ALEXANDRIA, Va. — The Department of Energy plans to draw up a draft design for its consent-based process for nuclear waste storage by the end of 2016, acting Assistant Secretary for Nuclear Energy John Kotek said Wednesday.
The consent-based siting process is the Obama administration’s replacement for the canceled geologic repository at Yucca Mountain in Nevada. Kotek, who appeared at the DOE National Cleanup Workshop here, is leading public outreach for the process.
The consent-based siting draft, Kotek said, will include preliminary plans for a separate defense-only waste repository, which he believes “will help facilitate efforts to permanently dispose of the whole inventory of commercial fuel,” or about 74,000 metric tons of waste that is now stranded at nuclear reactor sites around the country.

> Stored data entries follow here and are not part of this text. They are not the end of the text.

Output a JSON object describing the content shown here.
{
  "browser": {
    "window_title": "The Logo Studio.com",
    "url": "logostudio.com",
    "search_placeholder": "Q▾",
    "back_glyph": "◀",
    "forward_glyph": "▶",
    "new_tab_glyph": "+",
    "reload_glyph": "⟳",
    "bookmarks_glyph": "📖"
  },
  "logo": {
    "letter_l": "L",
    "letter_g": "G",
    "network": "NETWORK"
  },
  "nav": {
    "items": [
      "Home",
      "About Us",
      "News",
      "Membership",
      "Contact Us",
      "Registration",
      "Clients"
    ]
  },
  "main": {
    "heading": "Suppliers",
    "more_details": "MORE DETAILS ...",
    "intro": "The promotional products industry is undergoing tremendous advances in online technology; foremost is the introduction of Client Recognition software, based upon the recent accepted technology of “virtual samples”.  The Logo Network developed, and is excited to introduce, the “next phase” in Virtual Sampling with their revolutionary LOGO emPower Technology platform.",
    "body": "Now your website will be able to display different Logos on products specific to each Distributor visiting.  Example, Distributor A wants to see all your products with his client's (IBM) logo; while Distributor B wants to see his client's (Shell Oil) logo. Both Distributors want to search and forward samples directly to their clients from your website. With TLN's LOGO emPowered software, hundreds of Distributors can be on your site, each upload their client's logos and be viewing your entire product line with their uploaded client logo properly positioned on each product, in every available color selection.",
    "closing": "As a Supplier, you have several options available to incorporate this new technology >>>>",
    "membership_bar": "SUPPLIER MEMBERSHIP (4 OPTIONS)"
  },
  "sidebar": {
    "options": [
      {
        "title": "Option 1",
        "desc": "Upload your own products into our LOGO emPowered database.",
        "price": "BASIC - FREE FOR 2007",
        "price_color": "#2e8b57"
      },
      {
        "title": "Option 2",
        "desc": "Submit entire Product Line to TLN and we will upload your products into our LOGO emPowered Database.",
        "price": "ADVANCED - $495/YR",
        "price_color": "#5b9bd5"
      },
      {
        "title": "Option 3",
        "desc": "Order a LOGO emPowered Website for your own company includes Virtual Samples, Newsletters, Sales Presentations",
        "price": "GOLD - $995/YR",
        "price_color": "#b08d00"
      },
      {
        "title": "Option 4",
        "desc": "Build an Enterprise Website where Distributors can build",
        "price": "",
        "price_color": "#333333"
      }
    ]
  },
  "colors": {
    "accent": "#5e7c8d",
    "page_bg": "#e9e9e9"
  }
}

The siting process, as drawn up, envisions a pilot storage facility by 2021; one or more larger, interim facilities by 2025; and at least one permanent geologic repository by 2048.
“As we get out and working with states, local tribes, governments, and others on a consent-based siting process, we think ultimately putting out a plan that describes what we think the path forward for a defense repository would look like would help inform debates that are already going on within states within communities, within tribes, who might be interested in hosting a storage facility, repository, or both,” Kotek said.
DOE this year hosted a number of public meetings around the country to gather feedback on the consent-based siting process, and garnered more than 11,000 public comments. Today the department is hosting a meeting to discuss those findings, relaying what it believes were the most common themes included in the comments, and to discuss next steps in the process. The meeting is scheduled from 2 p.m. to 4 p.m. at the Embassy Suites by Hilton Washington D.C. Convention Center, 900 10th St. N.W.